If the Incas designed Cusco in the shape of a puma, then Sacsayhuamán represents its ferocious head. Perhaps the most important Inca monument after Machu Picchu, Sacsayhuamán is thought to have been a religious complex during Inca times. That being said, from its strategic position high above Cusco, it was also excellently placed to defend the city, and its zigzag walls and cross-fire parapets allowed defenders to rain destruction on attackers
from two sides.
Construction of the site began in the 1440s, during the reign of the Inca Pachacutec.

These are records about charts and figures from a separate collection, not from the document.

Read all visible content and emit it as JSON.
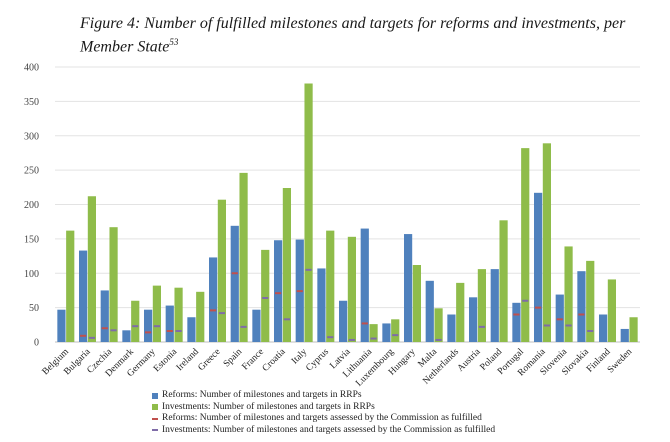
{
  "figure": {
    "title": "Figure 4: Number of fulfilled milestones and targets for reforms and investments, per Member State",
    "footnote_ref": "53"
  },
  "colors": {
    "reforms": "#4f81bd",
    "investments": "#8fbc4a",
    "reforms_fulfilled": "#c0504d",
    "investments_fulfilled": "#7f6ca8"
  },
  "chart_data": {
    "type": "bar",
    "categories": [
      "Belgium",
      "Bulgaria",
      "Czechia",
      "Denmark",
      "Germany",
      "Estonia",
      "Ireland",
      "Greece",
      "Spain",
      "France",
      "Croatia",
      "Italy",
      "Cyprus",
      "Latvia",
      "Lithuania",
      "Luxembourg",
      "Hungary",
      "Malta",
      "Netherlands",
      "Austria",
      "Poland",
      "Portugal",
      "Romania",
      "Slovenia",
      "Slovakia",
      "Finland",
      "Sweden"
    ],
    "series": [
      {
        "name": "Reforms: Number of milestones and targets in RRPs",
        "style": "bar",
        "values": [
          47,
          133,
          75,
          17,
          47,
          53,
          36,
          123,
          169,
          47,
          148,
          149,
          107,
          60,
          165,
          27,
          157,
          89,
          40,
          65,
          106,
          57,
          217,
          69,
          103,
          40,
          19
        ]
      },
      {
        "name": "Investments: Number of milestones and targets in RRPs",
        "style": "bar",
        "values": [
          162,
          212,
          167,
          60,
          82,
          79,
          73,
          207,
          246,
          134,
          224,
          376,
          162,
          153,
          26,
          33,
          112,
          49,
          86,
          106,
          177,
          282,
          289,
          139,
          118,
          91,
          36
        ]
      },
      {
        "name": "Reforms: Number of milestones and targets assessed by the Commission as fulfilled",
        "style": "marker",
        "values": [
          0,
          9,
          20,
          0,
          14,
          16,
          0,
          46,
          100,
          0,
          71,
          74,
          0,
          0,
          27,
          0,
          0,
          0,
          0,
          0,
          0,
          40,
          50,
          33,
          40,
          0,
          0
        ]
      },
      {
        "name": "Investments: Number of milestones and targets assessed by the Commission as fulfilled",
        "style": "marker",
        "values": [
          0,
          6,
          17,
          23,
          23,
          16,
          0,
          42,
          22,
          64,
          33,
          105,
          7,
          3,
          5,
          10,
          0,
          3,
          0,
          22,
          0,
          60,
          24,
          24,
          16,
          0,
          0
        ]
      }
    ],
    "y_ticks": [
      0,
      50,
      100,
      150,
      200,
      250,
      300,
      350,
      400
    ],
    "ylim": [
      0,
      400
    ],
    "grid": true,
    "legend_position": "bottom"
  }
}
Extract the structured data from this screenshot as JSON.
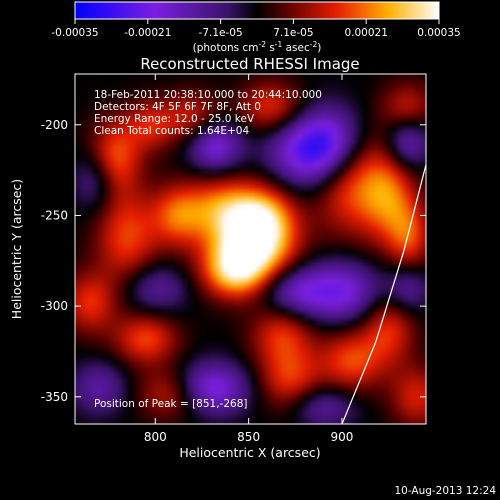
{
  "colorbar": {
    "ticks": [
      "-0.00035",
      "-0.00021",
      "-7.1e-05",
      "7.1e-05",
      "0.00021",
      "0.00035"
    ],
    "units_main": "(photons cm",
    "units_sup1": "-2",
    "units_mid": " s",
    "units_sup2": "-1",
    "units_tail": " asec",
    "units_sup3": "-2",
    "units_close": ")",
    "range": [
      -0.00035,
      0.00035
    ]
  },
  "chart_data": {
    "type": "heatmap",
    "title": "Reconstructed RHESSI Image",
    "xlabel": "Heliocentric X (arcsec)",
    "ylabel": "Heliocentric Y (arcsec)",
    "xlim": [
      757,
      945
    ],
    "ylim": [
      -365,
      -172
    ],
    "x_ticks": [
      800,
      850,
      900
    ],
    "y_ticks": [
      -200,
      -250,
      -300,
      -350
    ],
    "info_lines": [
      "18-Feb-2011 20:38:10.000 to 20:44:10.000",
      "Detectors: 4F 5F 6F 7F 8F, Att 0",
      "Energy Range: 12.0 - 25.0 keV",
      "Clean     Total counts: 1.64E+04"
    ],
    "peak_label": "Position of Peak = [851,-268]",
    "peak": [
      851,
      -268
    ],
    "limb_curve": [
      [
        900,
        -365
      ],
      [
        918,
        -320
      ],
      [
        933,
        -270
      ],
      [
        945,
        -222
      ]
    ],
    "sources": [
      {
        "x": 851,
        "y": -268,
        "amp": 1.0,
        "w": 16,
        "h": 14
      },
      {
        "x": 858,
        "y": -250,
        "amp": 0.6,
        "w": 12,
        "h": 12
      },
      {
        "x": 842,
        "y": -282,
        "amp": 0.55,
        "w": 12,
        "h": 10
      },
      {
        "x": 836,
        "y": -245,
        "amp": 0.55,
        "w": 14,
        "h": 12
      },
      {
        "x": 812,
        "y": -250,
        "amp": 0.5,
        "w": 10,
        "h": 12
      },
      {
        "x": 785,
        "y": -262,
        "amp": 0.5,
        "w": 12,
        "h": 18
      },
      {
        "x": 778,
        "y": -218,
        "amp": 0.55,
        "w": 10,
        "h": 14
      },
      {
        "x": 798,
        "y": -200,
        "amp": 0.4,
        "w": 10,
        "h": 10
      },
      {
        "x": 820,
        "y": -195,
        "amp": 0.35,
        "w": 10,
        "h": 10
      },
      {
        "x": 862,
        "y": -190,
        "amp": 0.45,
        "w": 12,
        "h": 10
      },
      {
        "x": 905,
        "y": -232,
        "amp": 0.55,
        "w": 14,
        "h": 20
      },
      {
        "x": 925,
        "y": -240,
        "amp": 0.5,
        "w": 10,
        "h": 18
      },
      {
        "x": 936,
        "y": -262,
        "amp": 0.45,
        "w": 8,
        "h": 14
      },
      {
        "x": 765,
        "y": -298,
        "amp": 0.45,
        "w": 10,
        "h": 12
      },
      {
        "x": 795,
        "y": -318,
        "amp": 0.5,
        "w": 12,
        "h": 10
      },
      {
        "x": 808,
        "y": -348,
        "amp": 0.4,
        "w": 12,
        "h": 10
      },
      {
        "x": 868,
        "y": -315,
        "amp": 0.45,
        "w": 12,
        "h": 12
      },
      {
        "x": 872,
        "y": -340,
        "amp": 0.45,
        "w": 12,
        "h": 12
      },
      {
        "x": 905,
        "y": -330,
        "amp": 0.5,
        "w": 12,
        "h": 12
      },
      {
        "x": 925,
        "y": -312,
        "amp": 0.45,
        "w": 10,
        "h": 14
      },
      {
        "x": 940,
        "y": -350,
        "amp": 0.4,
        "w": 10,
        "h": 12
      },
      {
        "x": 935,
        "y": -190,
        "amp": 0.35,
        "w": 10,
        "h": 10
      },
      {
        "x": 832,
        "y": -212,
        "amp": -0.55,
        "w": 10,
        "h": 10
      },
      {
        "x": 880,
        "y": -215,
        "amp": -0.6,
        "w": 14,
        "h": 14
      },
      {
        "x": 895,
        "y": -210,
        "amp": -0.55,
        "w": 12,
        "h": 14
      },
      {
        "x": 898,
        "y": -292,
        "amp": -0.6,
        "w": 16,
        "h": 12
      },
      {
        "x": 872,
        "y": -292,
        "amp": -0.4,
        "w": 12,
        "h": 10
      },
      {
        "x": 830,
        "y": -345,
        "amp": -0.6,
        "w": 14,
        "h": 10
      },
      {
        "x": 800,
        "y": -290,
        "amp": -0.35,
        "w": 12,
        "h": 10
      },
      {
        "x": 768,
        "y": -230,
        "amp": -0.35,
        "w": 8,
        "h": 12
      },
      {
        "x": 935,
        "y": -210,
        "amp": -0.45,
        "w": 8,
        "h": 10
      },
      {
        "x": 935,
        "y": -290,
        "amp": -0.35,
        "w": 8,
        "h": 10
      },
      {
        "x": 890,
        "y": -355,
        "amp": -0.35,
        "w": 12,
        "h": 8
      },
      {
        "x": 770,
        "y": -345,
        "amp": -0.35,
        "w": 10,
        "h": 10
      }
    ]
  },
  "footer": {
    "timestamp": "10-Aug-2013 12:24"
  }
}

It's thought that 20,000 workers were needed for Sacsayhuamán's construction, cutting the astonishingly massive limestone, diorite, and andesite blocks—the largest gets varying estimates of anywhere between 125 and 350 tons—rolling them to the site, and assembling them in traditional Inca style to achieve a perfect fit without mortar. The probable translation of Sacsayhuamán, "city of stone," seems apt. The Inca Manco Cápac II, installed as puppet ruler after the conquest, retook the fortress and led a mutiny against Juan Pizarro and the Spanish in 1536. Fighting raged for 10 months in a valiant but unsuccessful bid by the Inca to reclaim their empire. History records that thousands of corpses from both sides littered the grounds and were devoured by condors at the end of the battle.
Today only the outer walls remain of the original fortress city, which the Spanish tore down after the rebellion and then ransacked for years as a source of construction materials for their new city down the hill, a practice that continued until the mid-20th century. One-fifth of the original complex is left; nonetheless, the site is impressive. Sacsayhuamán's three original towers, used for provisions, no longer stand, though the foundations of two are still visible. The so-called Inca's Throne, the Suchuna, remains, presumed used by the emperor for reviewing troops. Today those parade grounds, the Explanada, are the ending point for the June 24 Inti Raymi festival of the sun, commemorating the winter solstice and Cusco's most famous celebration.
These closest Inca ruins to Cusco make a straightforward half-day trip from the city, and provide a great view over Cusco's orange rooftops. If you don't have a car, take a taxi, or if you want to test yourself, the ruins are a steep 30-minute walk up from the Plaza de Armas. A large map at both entrances shows the layout of Sacsayhuamán, but once you enter, signage and explanations are minimal. Self-appointed guides populate the entrances and can give you a two-hour tour (for about S/40 or S/50; negotiate ahead of time). Most are competent and knowledgeable, but depending on their perspective you'll get a strictly historic, strictly mystical, strictly architectural, or all-of-the-above type tour. (But all work the standard joke into their spiel that the name of the site is pronounced "sexy woman.")
It's theoretically possible to sneak into Sacsayhuamán after hours, but lighting is poor, surfaces are uneven, and robberies have occurred at night.